Para Jason McGuinness, sozinha a TAP não terá capacidade para alimentar um hub internacional e um futuro comprador da companhia portuguesa também não o fará.
O mais provável é a TAP ir parar às mãos do grupo IAG. A IAG tem um grande hub internacional em Londres. Não vão aumentar a capacidade internacional em Lisboa. Vão enviar as pessoas de Lisboa para Heathrow.
“O mais provável é a TAP ir parar às mãos do grupo IAG. Há a hipótese de ser a Lufthansa ou a Air France, mas o mais provável é o IAG. A IAG tem um grande hub internacional em Londres. Não vão aumentar a capacidade internacional em Lisboa. Nunca vai acontecer. Vão enviar as pessoas de Lisboa para Heathrow”, afirma o chief commercial officer. “Acha que a IAG vai comprar uma frota de longo curso para a TAP? Não”, acrescenta.
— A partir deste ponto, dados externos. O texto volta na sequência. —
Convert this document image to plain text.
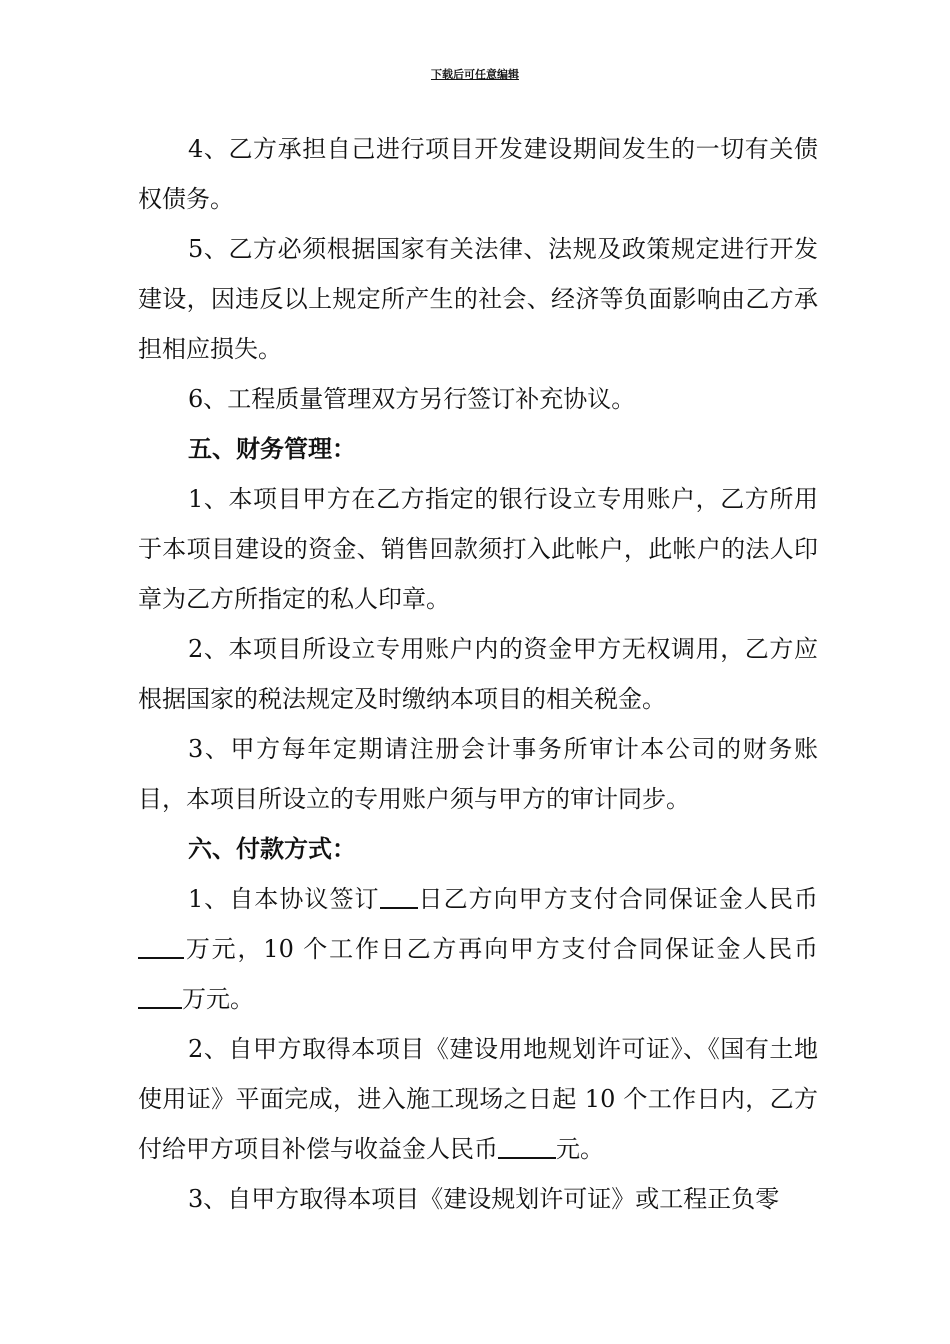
下载后可任意编辑

4、乙方承担自己进行项目开发建设期间发生的一切有关债权债务。

5、乙方必须根据国家有关法律、法规及政策规定进行开发建设，因违反以上规定所产生的社会、经济等负面影响由乙方承担相应损失。

6、工程质量管理双方另行签订补充协议。

五、财务管理：

1、本项目甲方在乙方指定的银行设立专用账户，乙方所用于本项目建设的资金、销售回款须打入此帐户，此帐户的法人印章为乙方所指定的私人印章。

2、本项目所设立专用账户内的资金甲方无权调用，乙方应根据国家的税法规定及时缴纳本项目的相关税金。

3、甲方每年定期请注册会计事务所审计本公司的财务账目，本项目所设立的专用账户须与甲方的审计同步。

六、付款方式：

1、自本协议签订 日乙方向甲方支付合同保证金人民币万元，10 个工作日乙方再向甲方支付合同保证金人民币万元。

2、自甲方取得本项目《建设用地规划许可证》、《国有土地使用证》平面完成，进入施工现场之日起 10 个工作日内，乙方付给甲方项目补偿与收益金人民币 元。

3、自甲方取得本项目《建设规划许可证》或工程正负零
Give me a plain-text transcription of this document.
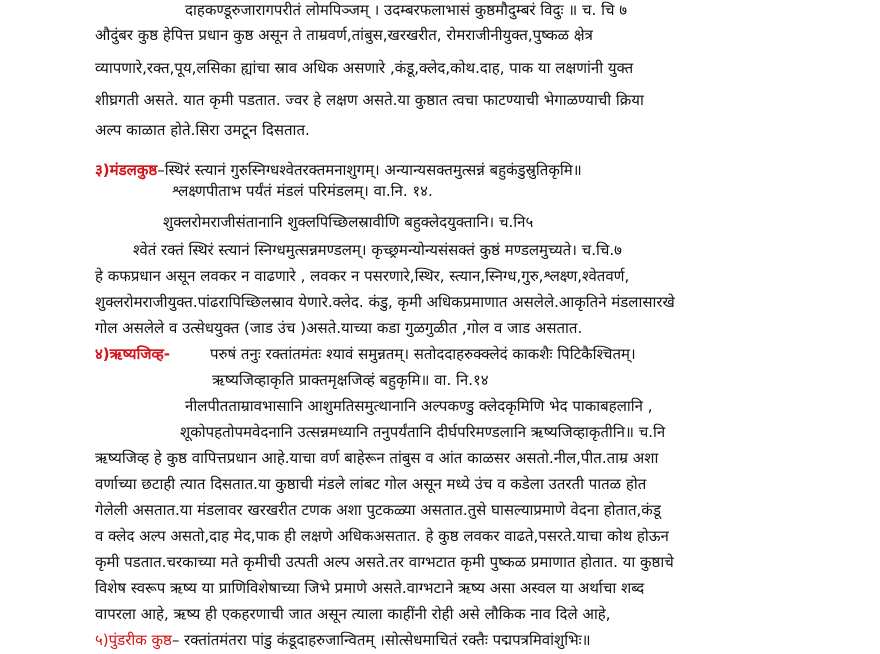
दाहकण्डूरुजारागपरीतं लोमपिञ्जम् । उदम्बरफलाभासं कुष्ठमौदुम्बरं विदुः ॥ च. चि ७
औदुंबर कुष्ठ हेपित्त प्रधान कुष्ठ असून ते ताम्रवर्ण,तांबुस,खरखरीत, रोमराजीनीयुक्त,पुष्कळ क्षेत्र
व्यापणारे,रक्त,पूय,लसिका ह्यांचा स्राव अधिक असणारे ,कंडू,क्लेद,कोथ.दाह, पाक या लक्षणांनी युक्त
शीघ्रगती असते. यात कृमी पडतात. ज्वर हे लक्षण असते.या कुष्ठात त्वचा फाटण्याची भेगाळण्याची क्रिया
अल्प काळात होते.सिरा उमटून दिसतात.
३)मंडलकुष्ठ–स्थिरं स्त्यानं गुरुस्निग्धश्वेतरक्तमनाशुगम्। अन्यान्यसक्तमुत्सन्नं बहुकंडुस्रुतिकृमि॥
श्लक्ष्णपीताभ पर्यंतं मंडलं परिमंडलम्। वा.नि. १४.
शुक्लरोमराजीसंतानानि शुक्लपिच्छिलस्रावीणि बहुक्लेदयुक्तानि। च.नि५
श्वेतं रक्तं स्थिरं स्त्यानं स्निग्धमुत्सन्नमण्डलम्। कृच्छ्रमन्योन्यसंसक्तं कुष्ठं मण्डलमुच्यते। च.चि.७
हे कफप्रधान असून लवकर न वाढणारे , लवकर न पसरणारे,स्थिर, स्त्यान,स्निग्ध,गुरु,श्लक्ष्ण,श्वेतवर्ण,
शुक्लरोमराजीयुक्त.पांढरापिच्छिलस्राव येणारे.क्लेद. कंडु, कृमी अधिकप्रमाणात असलेले.आकृतिने मंडलासारखे
गोल असलेले व उत्सेधयुक्त (जाड उंच )असते.याच्या कडा गुळगुळीत ,गोल व जाड असतात.
४)ऋष्यजिव्ह-	परुषं तनुः रक्तांतमंतः श्यावं समुन्नतम्। सतोददाहरुक्क्लेदं काकशैः पिटिकैश्चितम्।
ऋष्यजिव्हाकृति प्राक्तमृक्षजिव्हं बहुकृमि॥ वा. नि.१४
नीलपीतताम्रावभासानि आशुमतिसमुत्थानानि अल्पकण्डु क्लेदकृमिणि भेद पाकाबहलानि ,
शूकोपहतोपमवेदनानि उत्सन्नमध्यानि तनुपर्यंतानि दीर्घपरिमण्डलानि ऋष्यजिव्हाकृतीनि॥ च.नि
ऋष्यजिव्ह हे कुष्ठ वापित्तप्रधान आहे.याचा वर्ण बाहेरून तांबुस व आंत काळसर असतो.नील,पीत.ताम्र अशा
वर्णाच्या छटाही त्यात दिसतात.या कुष्ठाची मंडले लांबट गोल असून मध्ये उंच व कडेला उतरती पातळ होत
गेलेली असतात.या मंडलावर खरखरीत टणक अशा पुटकळ्या असतात.तुसे घासल्याप्रमाणे वेदना होतात,कंडू
व क्लेद अल्प असतो,दाह मेद,पाक ही लक्षणे अधिकअसतात. हे कुष्ठ लवकर वाढते,पसरते.याचा कोथ होऊन
कृमी पडतात.चरकाच्या मते कृमीची उत्पती अल्प असते.तर वाग्भटात कृमी पुष्कळ प्रमाणात होतात. या कुष्ठाचे
विशेष स्वरूप ऋष्य या प्राणिविशेषाच्या जिभे प्रमाणे असते.वाग्भटाने ऋष्य असा अस्वल या अर्थाचा शब्द
वापरला आहे, ऋष्य ही एकहरणाची जात असून त्याला काहींनी रोही असे लौकिक नाव दिले आहे,
५)पुंडरीक कुष्ठ– रक्तांतमंतरा पांडु कंडूदाहरुजान्वितम् ।सोत्सेधमाचितं रक्तैः पद्मपत्रमिवांशुभिः॥
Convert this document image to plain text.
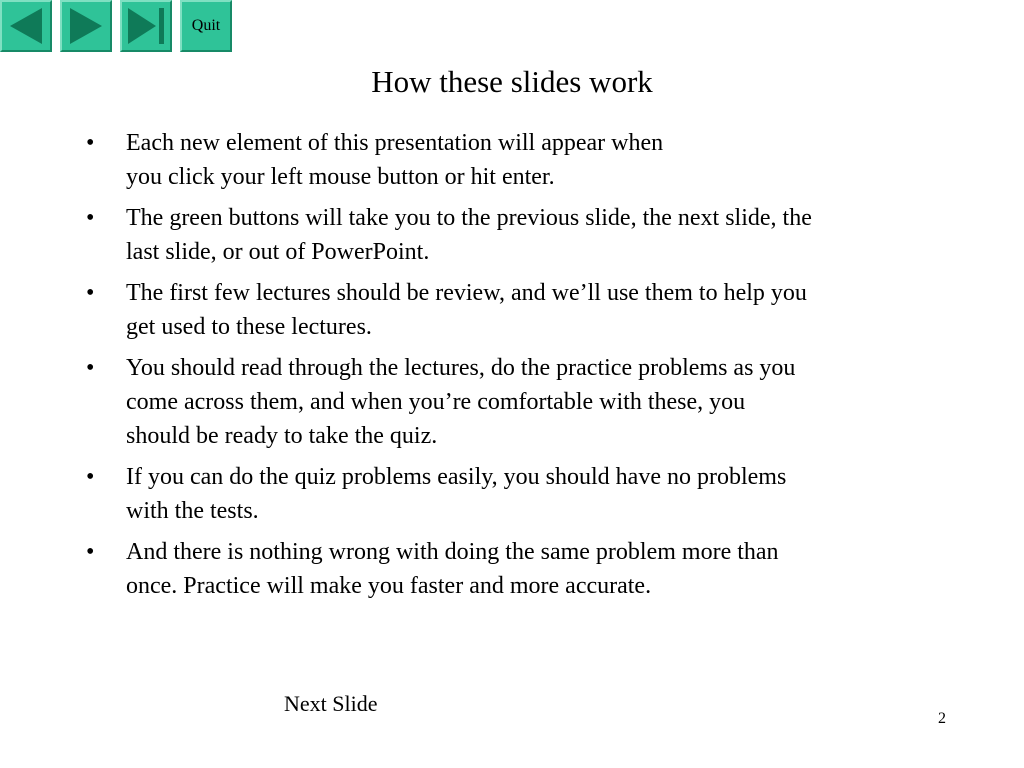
Quit
How these slides work
• Each new element of this presentation will appear when
you click your left mouse button or hit enter.
• The green buttons will take you to the previous slide, the next slide, the
last slide, or out of PowerPoint.
• The first few lectures should be review, and we’ll use them to help you
get used to these lectures.
• You should read through the lectures, do the practice problems as you
come across them, and when you’re comfortable with these, you
should be ready to take the quiz.
• If you can do the quiz problems easily, you should have no problems
with the tests.
• And there is nothing wrong with doing the same problem more than
once. Practice will make you faster and more accurate.
Next Slide
2
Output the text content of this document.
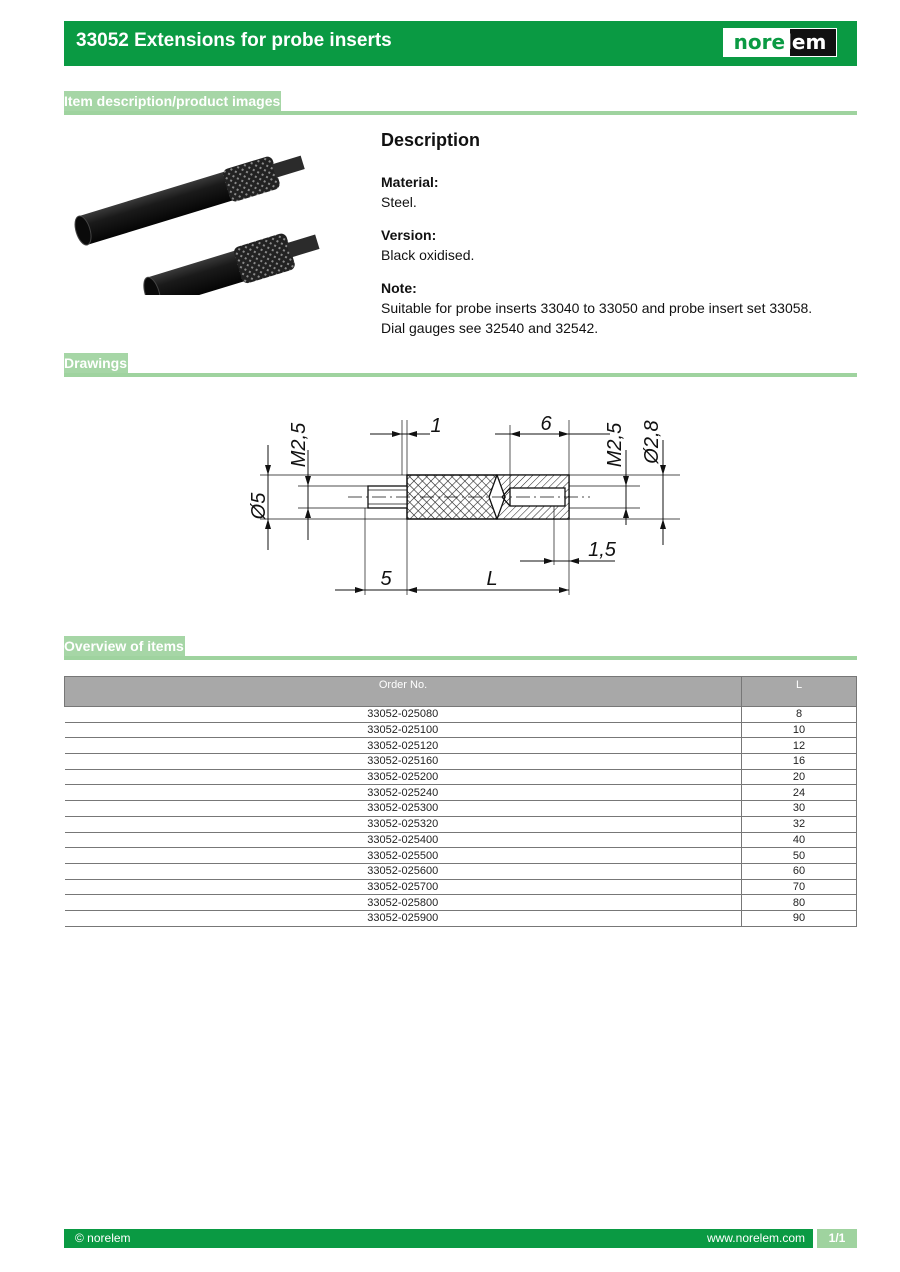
33052 Extensions for probe inserts	norelem
Item description/product images
Description
Material:
Steel.
Version:
Black oxidised.
Note:
Suitable for probe inserts 33040 to 33050 and probe insert set 33058.
Dial gauges see 32540 and 32542.
Drawings
Ø5
M2,5	1	6	M2,5 Ø2,8
1,5
5	L
Overview of items
Order No.	L
33052-025080	8
33052-025100	10
33052-025120	12
33052-025160	16
33052-025200	20
33052-025240	24
33052-025300	30
33052-025320	32
33052-025400	40
33052-025500	50
33052-025600	60
33052-025700	70
33052-025800	80
33052-025900	90
© norelem	www.norelem.com	1/1
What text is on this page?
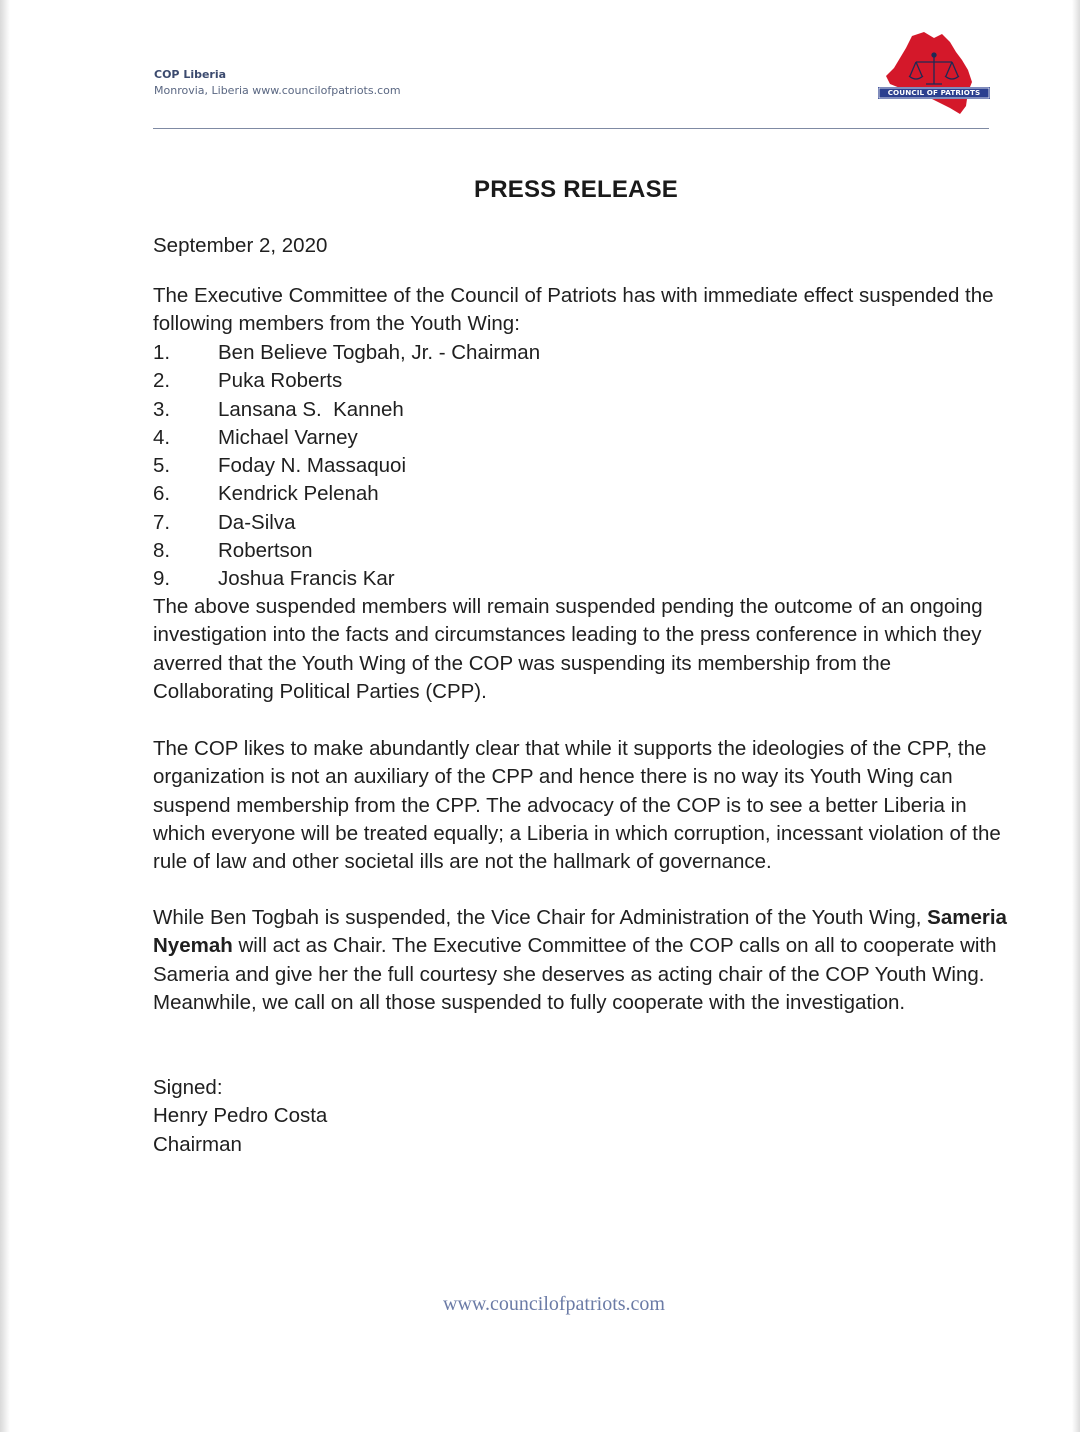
COP Liberia
Monrovia, Liberia www.councilofpatriots.com	COUNCIL OF PATRIOTS
PRESS RELEASE
September 2, 2020
The Executive Committee of the Council of Patriots has with immediate effect suspended the following members from the Youth Wing:
1. Ben Believe Togbah, Jr. - Chairman
2. Puka Roberts
3. Lansana S.  Kanneh
4. Michael Varney
5. Foday N. Massaquoi
6. Kendrick Pelenah
7. Da-Silva
8. Robertson
9. Joshua Francis Kar
The above suspended members will remain suspended pending the outcome of an ongoing investigation into the facts and circumstances leading to the press conference in which they averred that the Youth Wing of the COP was suspending its membership from the Collaborating Political Parties (CPP).
The COP likes to make abundantly clear that while it supports the ideologies of the CPP, the organization is not an auxiliary of the CPP and hence there is no way its Youth Wing can suspend membership from the CPP. The advocacy of the COP is to see a better Liberia in which everyone will be treated equally; a Liberia in which corruption, incessant violation of the rule of law and other societal ills are not the hallmark of governance.
While Ben Togbah is suspended, the Vice Chair for Administration of the Youth Wing, Sameria Nyemah will act as Chair. The Executive Committee of the COP calls on all to cooperate with Sameria and give her the full courtesy she deserves as acting chair of the COP Youth Wing. Meanwhile, we call on all those suspended to fully cooperate with the investigation.
Signed:
Henry Pedro Costa
Chairman
www.councilofpatriots.com
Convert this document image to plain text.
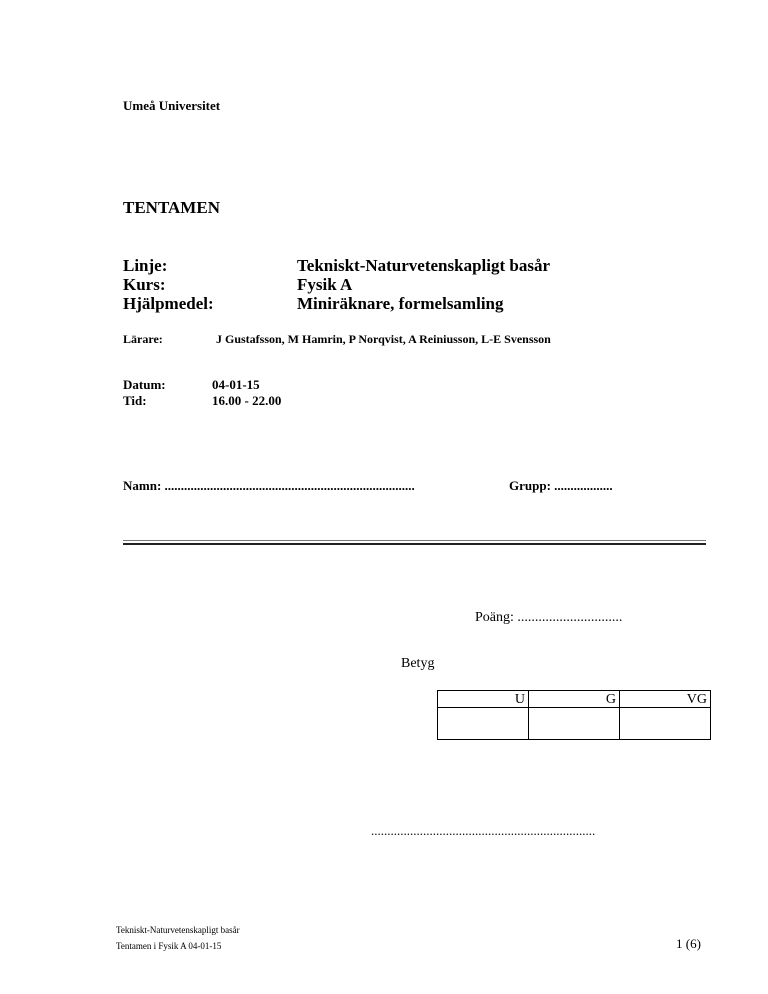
Umeå Universitet
TENTAMEN
Linje:	Tekniskt-Naturvetenskapligt basår
Kurs:	Fysik A
Hjälpmedel:	Miniräknare, formelsamling
Lärare:	J Gustafsson, M Hamrin, P Norqvist, A Reiniusson, L-E Svensson
Datum:	04-01-15
Tid:	16.00 - 22.00
Namn: .............................................................................	Grupp: ..................
Poäng: ..............................
Betyg
U	G	VG

.....................................................................
Tekniskt-Naturvetenskapligt basår
Tentamen i Fysik A 04-01-15	1 (6)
A Ryanair também contesta o cenário de crescimento da procura usado pela Comissão Técnica Independente, que diz ser “viciado” e “sem credibilidade”, condicionando os resultados da análise. O relatório parte de uma taxa de crescimento anual de 3,8%, com o número de passageiros a passar dos atuais 34 milhões para 84,7 milhões em 2050, tendo por base previsões das organizações internacionais. Uma capacidade que o Montijo já não suportaria.
A companhia irlandesa defende que a projeção não se coaduna com “um mercado desenvolvido e relativamente maduro, numa indústria que precisa de responder aos custos da descarbonização e em que as transportadoras low cost já têm uma presença significativa”. Pelas suas contas, que usam a previsão da OCDE para o crescimento do PIB português a longo prazo, Lisboa chegaria a 55 milhões de passageiros por ano em 2050.
Montijo ou “elefantes brancos”
A solução defendida é a Base Aérea n.º 6, na margem direita do estuário do Tejo. “Há três questões principais. Lisboa precisa de mais capacidade? Acho que toda a gente concorda que a resposta é sim. Quando precisa dessa capacidade? Agora. Qual a forma mais rápida e mais eficiente em termos de custo-benefício? É o Montijo“, dispara Jason McGuinness.
A resposta da Ryanair à consulta pública cita um estudo da Ernst & Young (EY) que concluiu que a economia de Lisboa perde 3,5 mil milhões de euros em receitas do turismo por cada ano em que a capacidade aeroportuária continua esgotada devido à saturação do Humberto Delgado. Uma perda que será ainda maior caso a opção recaia na construção de um aeroporto novo de raiz nas restantes localizações — Alcochete, Vendas Novas ou Santarém (esta também rejeitada pela CTI) — podendo atingir os 38,5 mil milhões.
“É possível ter o aeroporto no Montijo a funcionar em dois ou três anos e com um custo entre os 500 milhões e os mil milhões de euros. As outras opções custarão mais de 10 mil milhões e demoram mais de 15 anos”, afirma o chief commercial officer da Ryanair. O relatório da CTI apontam para prazos mais curtos, a começar nos oito anos, para a entrada em funcionamento de uma primeira pista.
Os contribuintes vão ficar com um enorme elefante branco nas mãos. Vai custar demasiado dinheiro e ninguém vai querer usá-lo. A Ryanair não usará estes aeroportos.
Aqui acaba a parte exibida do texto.